Im Jahr 1998 sendete die ARD eine 30-Minütige Dokumentation über die Böhsen Onkelz
und ihren Fans. Ursprünglich sollte die Dokumentation am Sonntag, den 10.
Mai 1998 gesendet wurden. Durch eine Sondersendung über einen Mord im
Vatikan mußte die Sendung dann aus den 21. Juni 1998 verlegt werden. Am
25. Juni 1998 wurde die Dokumentation um 22:15 Uhr im HR3 wiederholt.

Bilder
aus der Dokumentation

Ausschnitte
aus Fernsehzeitschriften

Meinungen
von BO Anhängern, die die Sendung sahen
Zum ersten Mal im
Öffentlich-Rechtlichen Fernsehen brachte die ARD einen 30min.-Reportage
über die beste Band Deutschlands. In dem Bericht kamen die Onkelz und
einige Fans zu Wort. Die Onkelz sagten die wichtigsten Sachen zur
Vergangenheit. Daß sie durch Fehler gelernt haben und sich mit Ihren
eigenen Liedern selber therapieren (Stephan). Weiter wurden einige Fans
vorgestellt die Ihre persönliche Geschichte erzählten. Einige Arbeitslose
aus dem Osten. Eine Polizistin aus Köln usw. Alle sagten, daß sie in den
Onkelz-Texten ihr eigenes Leben wiederfinden und Ihre eigenen Probleme
durch die Texte anders sehn. Sie haben durch die Onkelz ein Ziel und die
Power gefunden, auf dieses Ziel hinzuarbeiten. Meiner Meinung nach ein
guter Bericht. Auch wenn manche Sachen wenig mit den Onkelz zu tun hatten
(Politik/Arbeitslosigkeit/etc.) Was aber mal wieder zeigt, daß die Onkelz
das sagen was viele denken. Ich hoffe es war ein Schritt zu einer
ehrlichen Medien-Politik? (Jens)
Ich war von dem Bericht doch
ziemlich enttäuscht, da er sich mehr den Fans, als der Band selbst
widmete. Allerdings war dies, bedingt durch den Titel der Reportage, z.T.
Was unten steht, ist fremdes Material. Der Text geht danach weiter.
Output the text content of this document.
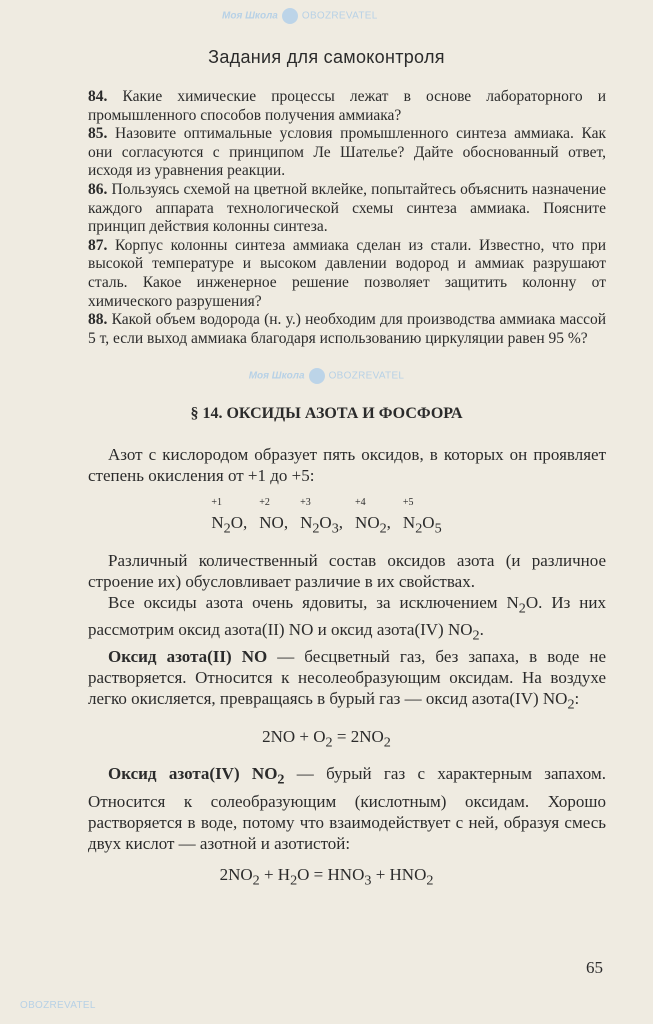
Моя Школа OBOZREVATEL
OBOZREVATEL
Задания для самоконтроля

84. Какие химические процессы лежат в основе лабораторного и промышленного способов получения аммиака?

85. Назовите оптимальные условия промышленного синтеза аммиака. Как они согласуются с принципом Ле Шателье? Дайте обоснованный ответ, исходя из уравнения реакции.

86. Пользуясь схемой на цветной вклейке, попытайтесь объяснить назначение каждого аппарата технологической схемы синтеза аммиака. Поясните принцип действия колонны синтеза.

87. Корпус колонны синтеза аммиака сделан из стали. Известно, что при высокой температуре и высоком давлении водород и аммиак разрушают сталь. Какое инженерное решение позволяет защитить колонну от химического разрушения?

88. Какой объем водорода (н. у.) необходим для производства аммиака массой 5 т, если выход аммиака благодаря использованию циркуляции равен 95 %?

Моя Школа OBOZREVATEL
§ 14. ОКСИДЫ АЗОТА И ФОСФОРА

Азот с кислородом образует пять оксидов, в которых он проявляет степень окисления от +1 до +5:

+1
$N_2O$,
+2
NO,
+3
$N_2O_3$,
+4
$NO_2$,
+5
$N_2O_5$

Различный количественный состав оксидов азота (и различное строение их) обусловливает различие в их свойствах.

Все оксиды азота очень ядовиты, за исключением $N_2O$. Из них рассмотрим оксид азота(II) NO и оксид азота(IV) $NO_2$.

Оксид азота(II) NO — бесцветный газ, без запаха, в воде не растворяется. Относится к несолеобразующим оксидам. На воздухе легко окисляется, превращаясь в бурый газ — оксид азота(IV) $NO_2$:

$2NO + O_2 = 2NO_2$

Оксид азота(IV) $NO_2$ — бурый газ с характерным запахом. Относится к солеобразующим (кислотным) оксидам. Хорошо растворяется в воде, потому что взаимодействует с ней, образуя смесь двух кислот — азотной и азотистой:

$2NO_2 + H_2O = HNO_3 + HNO_2$
65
auch schon vorherzusehen. Das ebenfalls im Titel erwähnte "Tabu" wurde mir
persönlich jedoch viel zu wenig angeschnitten.
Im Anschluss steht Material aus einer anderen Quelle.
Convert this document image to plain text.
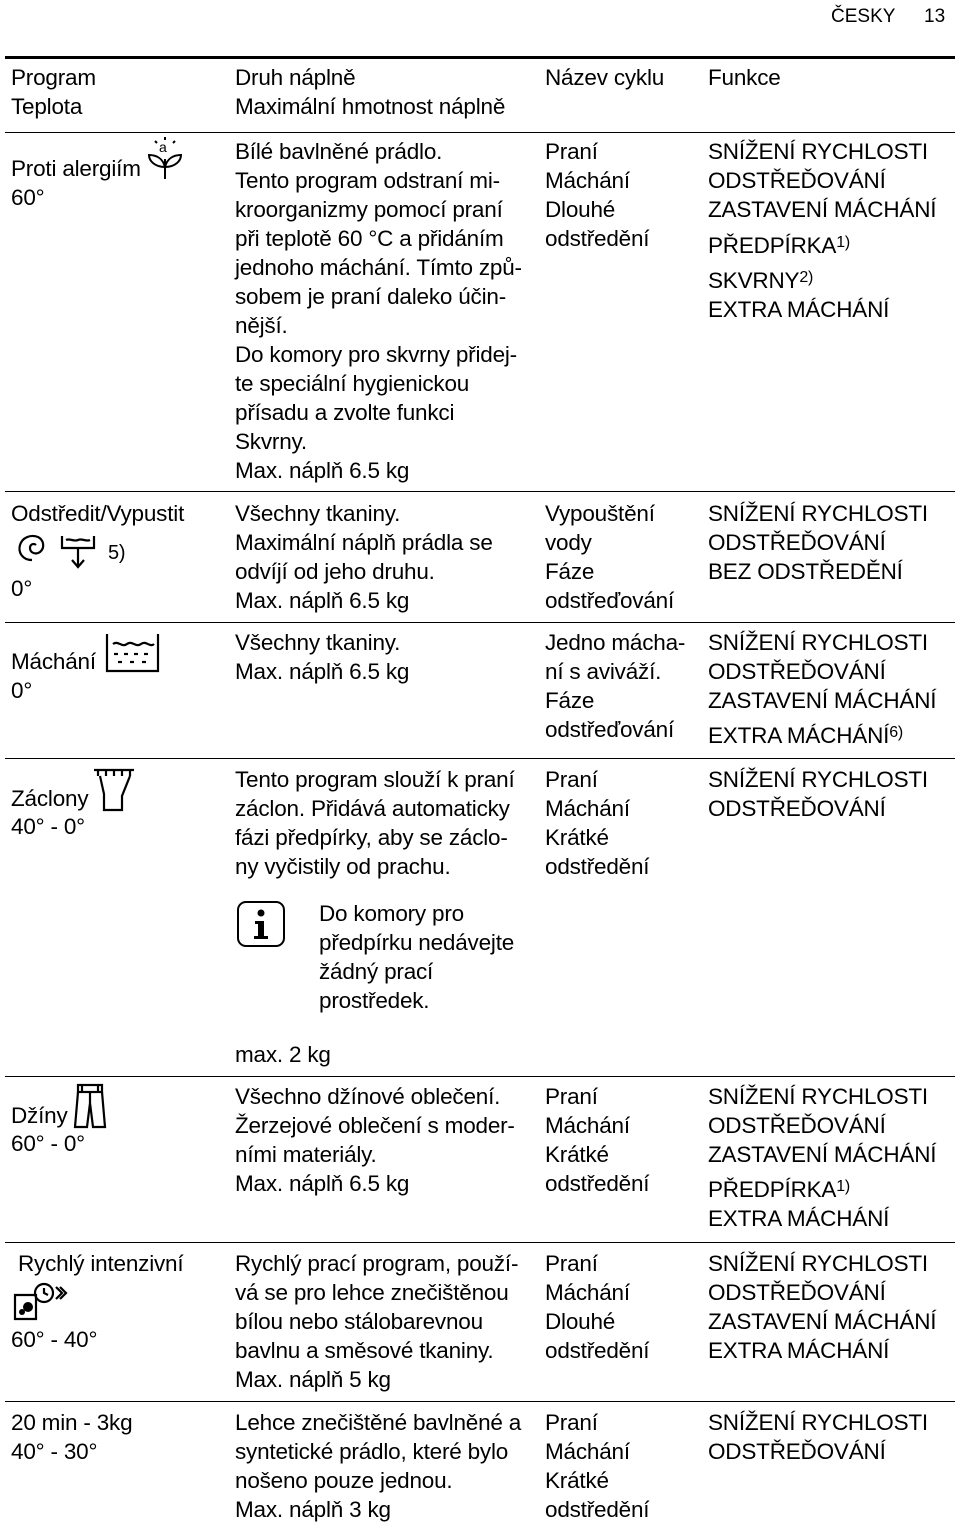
ČESKY 13
Program
Teplota
Druh náplně
Maximální hmotnost náplně
Název cyklu Funkce
Proti alergiím
a
60°
Bílé bavlněné prádlo.
Tento program odstraní mi-
kroorganizmy pomocí praní
při teplotě 60 °C a přidáním
jednoho máchání. Tímto způ-
sobem je praní daleko účin-
nější.
Do komory pro skvrny přidej-
te speciální hygienickou
přísadu a zvolte funkci
Skvrny.
Max. náplň 6.5 kg
Praní
Máchání
Dlouhé
odstředění
SNÍŽENÍ RYCHLOSTI
ODSTŘEĎOVÁNÍ
ZASTAVENÍ MÁCHÁNÍ
PŘEDPÍRKA$^{1)}$
SKVRNY$^{2)}$
EXTRA MÁCHÁNÍ
Odstředit/Vypustit
5)
0°
Všechny tkaniny.
Maximální náplň prádla se
odvíjí od jeho druhu.
Max. náplň 6.5 kg
Vypouštění
vody
Fáze
odstřeďování
SNÍŽENÍ RYCHLOSTI
ODSTŘEĎOVÁNÍ
BEZ ODSTŘEDĚNÍ
Máchání
0°
Všechny tkaniny.
Max. náplň 6.5 kg
Jedno mácha-
ní s aviváží.
Fáze
odstřeďování
SNÍŽENÍ RYCHLOSTI
ODSTŘEĎOVÁNÍ
ZASTAVENÍ MÁCHÁNÍ
EXTRA MÁCHÁNÍ$^{6)}$
Záclony
40° - 0°
Tento program slouží k praní
záclon. Přidává automaticky
fázi předpírky, aby se záclo-
ny vyčistily od prachu.
Do komory pro
předpírku nedávejte
žádný prací
prostředek.
max. 2 kg
Praní
Máchání
Krátké
odstředění
SNÍŽENÍ RYCHLOSTI
ODSTŘEĎOVÁNÍ
Džíny
60° - 0°
Všechno džínové oblečení.
Žerzejové oblečení s moder-
ními materiály.
Max. náplň 6.5 kg
Praní
Máchání
Krátké
odstředění
SNÍŽENÍ RYCHLOSTI
ODSTŘEĎOVÁNÍ
ZASTAVENÍ MÁCHÁNÍ
PŘEDPÍRKA$^{1)}$
EXTRA MÁCHÁNÍ
Rychlý intenzivní
60° - 40°
Rychlý prací program, použí-
vá se pro lehce znečištěnou
bílou nebo stálobarevnou
bavlnu a směsové tkaniny.
Max. náplň 5 kg
Praní
Máchání
Dlouhé
odstředění
SNÍŽENÍ RYCHLOSTI
ODSTŘEĎOVÁNÍ
ZASTAVENÍ MÁCHÁNÍ
EXTRA MÁCHÁNÍ
20 min - 3kg
40° - 30°
Lehce znečištěné bavlněné a
syntetické prádlo, které bylo
nošeno pouze jednou.
Max. náplň 3 kg
Praní
Máchání
Krátké
odstředění
SNÍŽENÍ RYCHLOSTI
ODSTŘEĎOVÁNÍ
Es ging mehr darum, wie sich die Fans mit dem Werdegang der Onkelz
identifizieren können, als um den eigentlichen Werdegang der Band selbst.
Wer eine Art "verfilmter Biographie" erwartete, wurde leider enttäuscht.
(Christian)
Am Sonntag, den 21.6.1998 wurde er
also endlich gesendet, der mit Spannung erwartete Bericht über die Böhsen
Onkelz. Wobei die Spannung, glaube ich, wohl daraus resultierte, daß der
Bericht erstens verschoben wurde (es tauchten einige Gerüchte über das
Umfallen des Programmdirektors auf) und zweitens sich keiner sicher war,
ob die Onkelz verrissen oder in den Himmel gelobt würden. Letzteres war da
diesmal eher der Fall, aber ob ihre Fans auch so gut bei weggekommen sind,
wage ich zu bezweifeln. Im Vorfeld war von vielen zu hören, daß hier das
erstemal im öffentlich rechtlichen Fernsehen über die Onkelz berichtet
wurde. Dem ist aber nicht so. Ich erinnere nur an das "Alabama Debakel"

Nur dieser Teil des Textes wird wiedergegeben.